Pozen was asked by the SEC to head the CIFR in 2007, and the blue-ribbon panel was given 12 months to formulate suggestions, which it released in August 2008. The CIFR’s 170-page report seemed to endorse the general idea of accounting with fewer bright-line rules — which is often touted as the IASB’s approach. But Pozen tells CFO that the committee generally avoided making any direct conclusions about IFRS. “We carefully avoided IFRS,” he recalls, noting that the SEC was “overwhelmed” with the question of IFRS adoption at the time and that his committee had a broader mandate. “The sorts of reforms we proposed should apply to the way IFRS is done [too].”
In his new book, however, Pozen has plenty to say about IFRS. He notes that different national flavors of IFRS are undermining its benefit as a universal system, and says significant differences remain between U.S. and international accounting systems. For that reason, he says, the SEC’s proposal to allow companies the option of adopting IFRS early is problematic. “The United States should not allow company executives to choose between the two accounting standards because executives will obviously select the one with the highest reported income,” he writes.

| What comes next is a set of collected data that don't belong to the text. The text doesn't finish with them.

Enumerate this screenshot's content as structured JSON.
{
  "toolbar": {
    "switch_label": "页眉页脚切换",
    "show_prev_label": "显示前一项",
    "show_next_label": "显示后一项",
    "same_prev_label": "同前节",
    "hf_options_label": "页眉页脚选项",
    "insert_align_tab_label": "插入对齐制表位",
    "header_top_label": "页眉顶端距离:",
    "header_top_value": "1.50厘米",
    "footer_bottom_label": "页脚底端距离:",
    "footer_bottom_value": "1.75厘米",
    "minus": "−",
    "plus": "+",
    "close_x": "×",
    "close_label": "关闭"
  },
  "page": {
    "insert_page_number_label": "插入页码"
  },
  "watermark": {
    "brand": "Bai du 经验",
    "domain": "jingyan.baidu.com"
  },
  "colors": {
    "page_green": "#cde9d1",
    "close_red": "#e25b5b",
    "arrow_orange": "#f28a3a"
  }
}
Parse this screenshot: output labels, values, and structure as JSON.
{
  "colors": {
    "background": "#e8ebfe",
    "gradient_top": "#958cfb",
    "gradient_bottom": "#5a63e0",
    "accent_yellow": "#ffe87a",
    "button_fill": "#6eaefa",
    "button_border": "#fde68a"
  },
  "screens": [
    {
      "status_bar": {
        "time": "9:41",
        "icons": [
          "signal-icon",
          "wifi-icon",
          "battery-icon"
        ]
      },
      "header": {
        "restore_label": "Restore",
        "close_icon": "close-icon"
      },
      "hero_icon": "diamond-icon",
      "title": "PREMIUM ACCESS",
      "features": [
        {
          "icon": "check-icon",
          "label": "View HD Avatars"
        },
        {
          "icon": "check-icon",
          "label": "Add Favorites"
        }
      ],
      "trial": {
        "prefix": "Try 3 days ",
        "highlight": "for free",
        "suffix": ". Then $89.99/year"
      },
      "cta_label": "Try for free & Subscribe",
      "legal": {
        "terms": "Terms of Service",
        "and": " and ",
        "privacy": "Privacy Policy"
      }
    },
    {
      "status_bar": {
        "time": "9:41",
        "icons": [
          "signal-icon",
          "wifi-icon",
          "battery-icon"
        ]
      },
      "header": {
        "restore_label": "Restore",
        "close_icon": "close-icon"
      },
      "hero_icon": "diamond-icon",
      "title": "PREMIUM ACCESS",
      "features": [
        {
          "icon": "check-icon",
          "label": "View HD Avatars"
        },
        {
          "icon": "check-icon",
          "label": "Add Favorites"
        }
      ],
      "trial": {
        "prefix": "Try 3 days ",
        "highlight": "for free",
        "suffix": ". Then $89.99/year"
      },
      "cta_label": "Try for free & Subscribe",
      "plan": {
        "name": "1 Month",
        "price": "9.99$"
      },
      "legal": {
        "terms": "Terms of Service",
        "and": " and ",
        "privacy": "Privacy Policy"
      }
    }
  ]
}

While it makes sense for the largest of U.S. companies to convert to IFRS, Pozen says the move would prove too costly for most of the roughly 7,000 publicly traded companies in the United States, which “have modest foreign operations and relatively small accounting departments.”
“We have to look at this as a cost-benefit issue,” Pozen tells CFO. His book cites the example of Martin Headley, CFO of Brooks Automation, a Massachusetts company serving the semiconductor industry. “Although 36 percent of its $526 million in revenue came from foreign sales in 2008, the company’s chief financial officer says that switching to IFRS would cost millions of dollars without providing substantial benefits,” writes Pozen.
Speaking at a conference last fall attended by CFO’s reporters, Headley said he plans to take a minimalist approach to IFRS, training some key individuals on his staff rather than replacing them or hiring more experts. “I’ll be waiting until I’m sure it’s actually going to happen,” he said.